This is going to be the most confusing post ever. But I'm posting it more for my benefit than anything else. So... whateves ;)
That word sums up my feelings about coming back to Jackson.
As I'm writing this, my eyes are stinging from the tears about to spill out.
A hundred times a day, I look around me and think, "How did we get here? Is this really my life? Am I having a play date in March at the beach?"
Life is great. Amazing. And so, so beautiful down here. But... its not Jackson. Hold on- don't shake your head in disbelief. I am living proof, as a one time Jacksonian- the grass is not always greener on the other side.
With that said, would I ever move back to Jackson? No. Heck to the no. But not because of reasons you'd think. A year ago, I'd say "I am getting out of this black hole!

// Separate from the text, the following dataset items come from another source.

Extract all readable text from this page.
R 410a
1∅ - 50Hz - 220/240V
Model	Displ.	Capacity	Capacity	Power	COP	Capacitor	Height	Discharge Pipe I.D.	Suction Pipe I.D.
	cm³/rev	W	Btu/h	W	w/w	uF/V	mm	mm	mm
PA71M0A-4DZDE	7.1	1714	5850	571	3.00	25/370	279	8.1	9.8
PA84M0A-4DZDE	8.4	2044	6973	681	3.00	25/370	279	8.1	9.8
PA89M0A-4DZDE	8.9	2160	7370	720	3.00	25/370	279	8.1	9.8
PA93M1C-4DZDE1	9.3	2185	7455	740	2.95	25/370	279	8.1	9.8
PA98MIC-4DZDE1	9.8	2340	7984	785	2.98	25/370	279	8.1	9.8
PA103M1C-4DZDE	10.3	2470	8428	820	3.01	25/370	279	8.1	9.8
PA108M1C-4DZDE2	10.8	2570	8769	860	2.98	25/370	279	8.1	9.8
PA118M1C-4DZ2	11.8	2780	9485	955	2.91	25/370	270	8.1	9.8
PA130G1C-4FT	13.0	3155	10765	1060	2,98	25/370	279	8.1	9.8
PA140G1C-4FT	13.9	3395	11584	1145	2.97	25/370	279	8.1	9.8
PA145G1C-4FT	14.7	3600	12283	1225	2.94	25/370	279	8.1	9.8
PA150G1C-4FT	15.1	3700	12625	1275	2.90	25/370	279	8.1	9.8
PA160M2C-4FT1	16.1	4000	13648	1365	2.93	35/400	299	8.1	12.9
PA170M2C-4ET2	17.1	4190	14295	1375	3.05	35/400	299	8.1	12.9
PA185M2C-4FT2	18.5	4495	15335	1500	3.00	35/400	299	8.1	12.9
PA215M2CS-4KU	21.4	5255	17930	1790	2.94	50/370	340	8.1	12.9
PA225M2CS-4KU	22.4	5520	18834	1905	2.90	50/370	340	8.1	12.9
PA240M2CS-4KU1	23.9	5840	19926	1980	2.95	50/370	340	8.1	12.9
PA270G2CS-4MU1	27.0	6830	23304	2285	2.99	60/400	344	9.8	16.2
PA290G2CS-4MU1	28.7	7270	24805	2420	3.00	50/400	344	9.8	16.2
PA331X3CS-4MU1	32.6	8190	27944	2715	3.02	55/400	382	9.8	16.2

I can't wait to start over!" And in reality, that's what I miss so dearly about Jackson. The whole "not-starting-over" thing.
What we left behind, and what we gave up to move here... its mind blowing. And the pessimistic side of me cannot help but to ask every single day, "was it worth it?"

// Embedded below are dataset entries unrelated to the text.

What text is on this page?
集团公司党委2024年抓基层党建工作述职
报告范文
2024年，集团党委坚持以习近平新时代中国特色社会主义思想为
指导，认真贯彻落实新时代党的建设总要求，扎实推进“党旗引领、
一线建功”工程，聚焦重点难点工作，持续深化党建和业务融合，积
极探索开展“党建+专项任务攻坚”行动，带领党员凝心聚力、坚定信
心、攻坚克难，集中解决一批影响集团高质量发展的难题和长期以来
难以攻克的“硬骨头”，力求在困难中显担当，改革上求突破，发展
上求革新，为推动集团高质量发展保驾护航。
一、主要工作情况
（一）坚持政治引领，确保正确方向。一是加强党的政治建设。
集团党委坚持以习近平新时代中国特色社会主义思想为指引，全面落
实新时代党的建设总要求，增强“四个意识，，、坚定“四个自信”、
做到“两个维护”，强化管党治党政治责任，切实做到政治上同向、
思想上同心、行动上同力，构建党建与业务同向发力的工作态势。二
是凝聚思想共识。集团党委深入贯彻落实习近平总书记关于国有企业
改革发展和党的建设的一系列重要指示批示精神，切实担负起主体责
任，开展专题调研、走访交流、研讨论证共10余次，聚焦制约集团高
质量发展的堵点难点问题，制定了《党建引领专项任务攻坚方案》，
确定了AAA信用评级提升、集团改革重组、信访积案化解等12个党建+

Most days, I say yes. But there are times when I want Jackson like an old, cozy blanket.
I can't say enough good things about my friends down here; God has surely put these ladies in my life for a reason. They are some of the most positive, generous, sweet women I've ever met. And I am so thankful they've taken me into their "groups." But it doesn't make missing my Michigan friends and family any less.
And then there's the house. I miss my house. We get letters from the bank and attorneys and courts, etc. almost weekly. Every letter is like a little dig. I don't want to know anything about "our" house. I want to picture it like it looked a year ago. Still full. Full of us, and all our stuff. The bird. Haha- the dang bird! We've now dug ourselves into a 3 year credit hole... basically, it means our credit will not rebound from the foreclosure for 3 years. Was it worth that??? Should we have stayed and tried to sell our house? Should Ryan have turned down the Jacksonville job in June and held out for something else? I don't know.

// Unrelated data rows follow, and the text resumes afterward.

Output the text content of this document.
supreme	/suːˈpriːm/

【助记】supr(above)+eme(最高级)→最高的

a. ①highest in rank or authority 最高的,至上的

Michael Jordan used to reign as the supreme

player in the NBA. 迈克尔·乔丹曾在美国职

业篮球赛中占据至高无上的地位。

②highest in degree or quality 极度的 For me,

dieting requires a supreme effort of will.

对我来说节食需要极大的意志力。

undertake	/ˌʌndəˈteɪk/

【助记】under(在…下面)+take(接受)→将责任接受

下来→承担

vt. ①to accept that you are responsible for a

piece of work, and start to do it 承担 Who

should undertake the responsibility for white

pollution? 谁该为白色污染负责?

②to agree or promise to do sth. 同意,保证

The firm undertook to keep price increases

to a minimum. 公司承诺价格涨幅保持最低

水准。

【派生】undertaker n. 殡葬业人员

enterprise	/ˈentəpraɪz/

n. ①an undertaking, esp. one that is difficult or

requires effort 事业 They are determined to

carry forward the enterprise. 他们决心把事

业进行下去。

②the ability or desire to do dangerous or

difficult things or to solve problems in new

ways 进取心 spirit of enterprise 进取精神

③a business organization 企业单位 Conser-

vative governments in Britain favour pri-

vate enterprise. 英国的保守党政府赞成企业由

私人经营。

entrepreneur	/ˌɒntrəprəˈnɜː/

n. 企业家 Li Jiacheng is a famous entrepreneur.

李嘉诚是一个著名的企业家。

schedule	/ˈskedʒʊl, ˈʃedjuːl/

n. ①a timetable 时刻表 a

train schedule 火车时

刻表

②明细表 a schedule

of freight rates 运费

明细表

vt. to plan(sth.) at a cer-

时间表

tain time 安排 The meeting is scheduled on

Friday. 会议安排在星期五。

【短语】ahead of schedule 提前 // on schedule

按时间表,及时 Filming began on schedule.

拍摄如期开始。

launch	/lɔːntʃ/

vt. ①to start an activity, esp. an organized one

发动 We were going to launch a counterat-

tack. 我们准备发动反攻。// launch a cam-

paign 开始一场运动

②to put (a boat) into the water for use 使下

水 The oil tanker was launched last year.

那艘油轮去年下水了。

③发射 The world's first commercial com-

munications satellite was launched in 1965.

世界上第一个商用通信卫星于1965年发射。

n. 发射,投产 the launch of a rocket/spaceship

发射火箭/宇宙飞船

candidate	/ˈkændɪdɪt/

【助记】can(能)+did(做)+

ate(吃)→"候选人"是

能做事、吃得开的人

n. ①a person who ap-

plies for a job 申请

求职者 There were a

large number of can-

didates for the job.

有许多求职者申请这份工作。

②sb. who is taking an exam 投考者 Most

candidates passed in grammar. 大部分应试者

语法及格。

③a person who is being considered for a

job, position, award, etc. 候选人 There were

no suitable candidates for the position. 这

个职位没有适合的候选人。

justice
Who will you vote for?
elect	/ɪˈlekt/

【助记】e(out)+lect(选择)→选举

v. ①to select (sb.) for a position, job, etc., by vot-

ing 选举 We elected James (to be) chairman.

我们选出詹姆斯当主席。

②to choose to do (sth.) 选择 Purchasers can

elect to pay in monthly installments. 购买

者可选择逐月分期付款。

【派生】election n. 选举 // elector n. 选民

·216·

I have this flood of memories hit me every night as I'm trying to fall asleep. They're super random; but oh-so-sweet: Nightly trips to Coldstone when I was pregnant with Henry. Nightly trips to Maggie Moos when I was preggo with Maeve. (I like ice cream a lot:) That first nice day of spring. Ryan and I walking the kids around the neighborhood. Breaking ground on our house- I have a picture of that day. Just Maeve and I grocery shopping at Meijers. And a million more.
I don't have memories like that about here... about life in St. Augustine. Of course I have the incredible memories of Stella's birth, but I feel like life down here (so far) has been about Ryan and I trying to dig our way out of the mess we left behind (that has now followed us) and trying to start a new one (new LIFE- not new mess!). But what happens when you loved your old life??? No. I did NOT love the weather. And NO... Jackson is not where I wanted to raise my kids. But I loved our LIFE there. Does that make sense?
Onward and upward is on constant repeat in my head. There is no going back. There is no starting over. There isn't the option of selling our house, or waiting for a different job. We took the leap. This is it. The loss of control I feel/have felt over the past year is indescribable. Maybe that's why I haven't blogged a whole lot. I can't find the words to write?
Who knows... but these are gnawing thoughts that I have and it feels good to get them out.
I guess.... my whole point with this is... if I could go back and talk to the "old" me- the "me" a year ago from now-I'd say, "Ashley. You are 27 years old. A year or two of trying to sell the house may seem like a million years, but its not. A year or two of Ryan getting some good accounting experience under his belt in Michigan may seem pointless, but its not. A year or two of being away from mom and dad may seem endless, but its not."
There are so many things I MIGHT have done differently. And the endless repeat of these scenarios and thoughts are weighing me down.
This is a bit of a tough season in our life right now. But I have faith that we'll get through this, and be better for it on the other side.